Trotzdem zeigt die Reise von Stark-Watzinger, dass Deutschland sich nicht mehr vor ranghohen diplomatischen Besuchen in Taiwan scheut. Sie setzt ein Zeichen für mehr Solidarität unter Demokratien. Und der Zeitpunkt könnte geopolitisch nicht brisanter sein: Während die Bildungsministerin in Taipeh ist, trifft der chinesische Präsident Xi Jinping Wladimir Putin in Moskau. Das dürfte zur Arbeit Pekings an einer neuen Welt nach chinesischem Vorbild gehören.
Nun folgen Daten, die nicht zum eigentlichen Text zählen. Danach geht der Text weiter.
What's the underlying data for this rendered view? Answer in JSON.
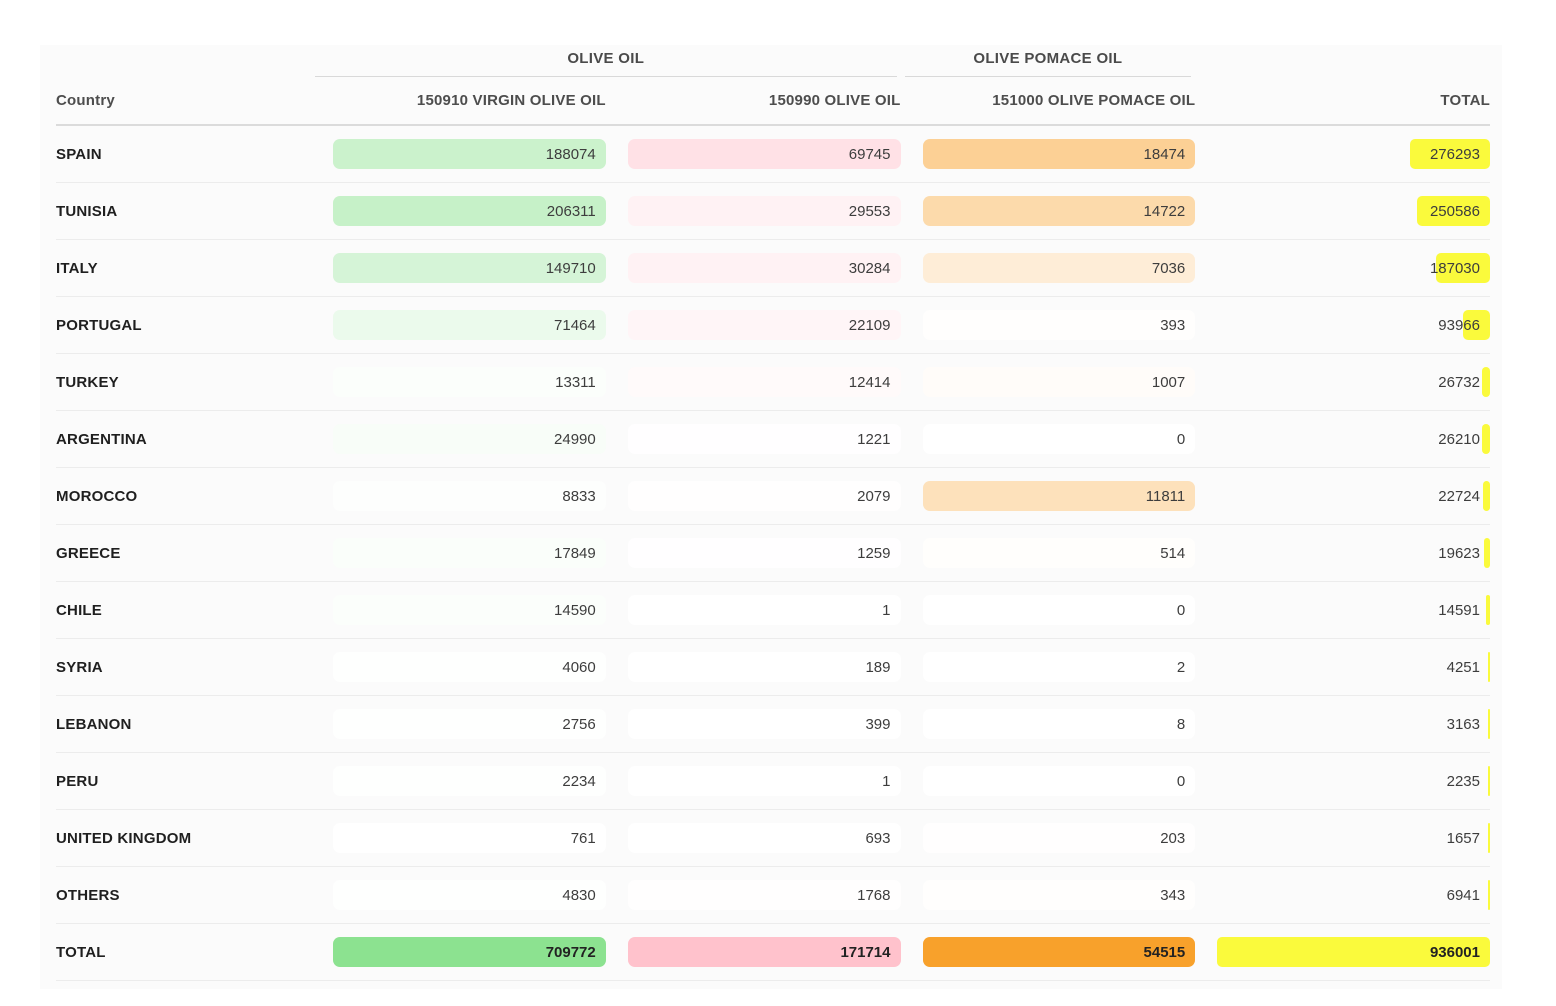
{
  "chart_data": {
    "type": "table",
    "group_headers": [
      {
        "label": "OLIVE OIL",
        "span": 2
      },
      {
        "label": "OLIVE POMACE OIL",
        "span": 1
      }
    ],
    "columns": [
      "Country",
      "150910 VIRGIN OLIVE OIL",
      "150990 OLIVE OIL",
      "151000 OLIVE POMACE OIL",
      "TOTAL"
    ],
    "rows": [
      {
        "country": "SPAIN",
        "virgin_olive_oil": 188074,
        "olive_oil": 69745,
        "pomace_oil": 18474,
        "total": 276293
      },
      {
        "country": "TUNISIA",
        "virgin_olive_oil": 206311,
        "olive_oil": 29553,
        "pomace_oil": 14722,
        "total": 250586
      },
      {
        "country": "ITALY",
        "virgin_olive_oil": 149710,
        "olive_oil": 30284,
        "pomace_oil": 7036,
        "total": 187030
      },
      {
        "country": "PORTUGAL",
        "virgin_olive_oil": 71464,
        "olive_oil": 22109,
        "pomace_oil": 393,
        "total": 93966
      },
      {
        "country": "TURKEY",
        "virgin_olive_oil": 13311,
        "olive_oil": 12414,
        "pomace_oil": 1007,
        "total": 26732
      },
      {
        "country": "ARGENTINA",
        "virgin_olive_oil": 24990,
        "olive_oil": 1221,
        "pomace_oil": 0,
        "total": 26210
      },
      {
        "country": "MOROCCO",
        "virgin_olive_oil": 8833,
        "olive_oil": 2079,
        "pomace_oil": 11811,
        "total": 22724
      },
      {
        "country": "GREECE",
        "virgin_olive_oil": 17849,
        "olive_oil": 1259,
        "pomace_oil": 514,
        "total": 19623
      },
      {
        "country": "CHILE",
        "virgin_olive_oil": 14590,
        "olive_oil": 1,
        "pomace_oil": 0,
        "total": 14591
      },
      {
        "country": "SYRIA",
        "virgin_olive_oil": 4060,
        "olive_oil": 189,
        "pomace_oil": 2,
        "total": 4251
      },
      {
        "country": "LEBANON",
        "virgin_olive_oil": 2756,
        "olive_oil": 399,
        "pomace_oil": 8,
        "total": 3163
      },
      {
        "country": "PERU",
        "virgin_olive_oil": 2234,
        "olive_oil": 1,
        "pomace_oil": 0,
        "total": 2235
      },
      {
        "country": "UNITED KINGDOM",
        "virgin_olive_oil": 761,
        "olive_oil": 693,
        "pomace_oil": 203,
        "total": 1657
      },
      {
        "country": "OTHERS",
        "virgin_olive_oil": 4830,
        "olive_oil": 1768,
        "pomace_oil": 343,
        "total": 6941
      }
    ],
    "total_row": {
      "country": "TOTAL",
      "virgin_olive_oil": 709772,
      "olive_oil": 171714,
      "pomace_oil": 54515,
      "total": 936001
    },
    "colors": {
      "virgin_olive_oil": "#8ce290",
      "olive_oil": "#ffc2cc",
      "pomace_oil": "#f8a12b",
      "total": "#fafa3c"
    },
    "layout": {
      "heat_max_alpha": 0.5,
      "legend": "none",
      "grid": "horizontal-row-separators"
    }
  }
}
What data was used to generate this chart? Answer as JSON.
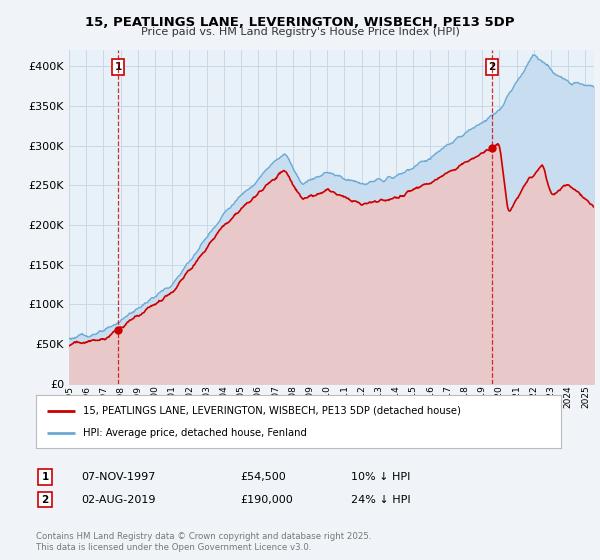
{
  "title": "15, PEATLINGS LANE, LEVERINGTON, WISBECH, PE13 5DP",
  "subtitle": "Price paid vs. HM Land Registry's House Price Index (HPI)",
  "background_color": "#f0f4f8",
  "plot_bg_color": "#e8f0f8",
  "grid_color": "#c8d8e8",
  "red_color": "#cc0000",
  "blue_color": "#6aaad4",
  "blue_fill_color": "#c8ddf0",
  "ylim": [
    0,
    420000
  ],
  "yticks": [
    0,
    50000,
    100000,
    150000,
    200000,
    250000,
    300000,
    350000,
    400000
  ],
  "ytick_labels": [
    "£0",
    "£50K",
    "£100K",
    "£150K",
    "£200K",
    "£250K",
    "£300K",
    "£350K",
    "£400K"
  ],
  "xlim_start": 1995,
  "xlim_end": 2025.5,
  "annotation1": {
    "label": "1",
    "date": "07-NOV-1997",
    "price": "£54,500",
    "pct": "10% ↓ HPI"
  },
  "annotation2": {
    "label": "2",
    "date": "02-AUG-2019",
    "price": "£190,000",
    "pct": "24% ↓ HPI"
  },
  "legend_line1": "15, PEATLINGS LANE, LEVERINGTON, WISBECH, PE13 5DP (detached house)",
  "legend_line2": "HPI: Average price, detached house, Fenland",
  "footer": "Contains HM Land Registry data © Crown copyright and database right 2025.\nThis data is licensed under the Open Government Licence v3.0.",
  "sale1_x": 1997.85,
  "sale1_y": 54500,
  "sale2_x": 2019.58,
  "sale2_y": 190000
}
Wirtschaftliche Verbindungen von Demokratien mit Taiwan geben dem Inselstaat mehr Sichtbarkeit und Sicherheit. Beides braucht es dringend. Erst vergangene Woche erkannte Honduras Taiwan die Staatlichkeit ab und nahm stattdessen diplomatische Beziehungen zu China auf. Nur noch 13 Länder unterhalten offizielle Beziehungen zu Taiwan, darunter Guatemala, Palau, Paraguay und das afrikanische Eswatini – allesamt weltpolitisch eher unbedeutende Akteure.

Vor allem in den vergangenen Jahren hat Peking alles daran gesetzt, durch wirtschaftliche Beziehungen politische Interessen durchzusetzen. So erfolgte die Entscheidung von Honduras gut einen Monat, nachdem das Land Verhandlungen mit China über den Bau eines neuen Wasserkraftwerks aufgenommen hatte. Taiwan wird dadurch immer mehr international isoliert.

Dass sich immer mehr Länder für China und gegen Taiwan entscheiden, schwächt Demokratien im Allgemeinen und auch die USA und Europa. Es ist unwahrscheinlich, dass die Ein-China-Politik demnächst abgeschafft wird.

Das weiß auch Taipeh und gibt sich mit seinen wichtigen inoffiziellen Beziehungen zu Ländern, wie den USA, Japan und EU-Mitgliedsstaaten zufrieden. Deutschland als größtes EU-Land sucht offenbar noch seine Rolle in diesem sich verändernden geopolitischen Geflecht.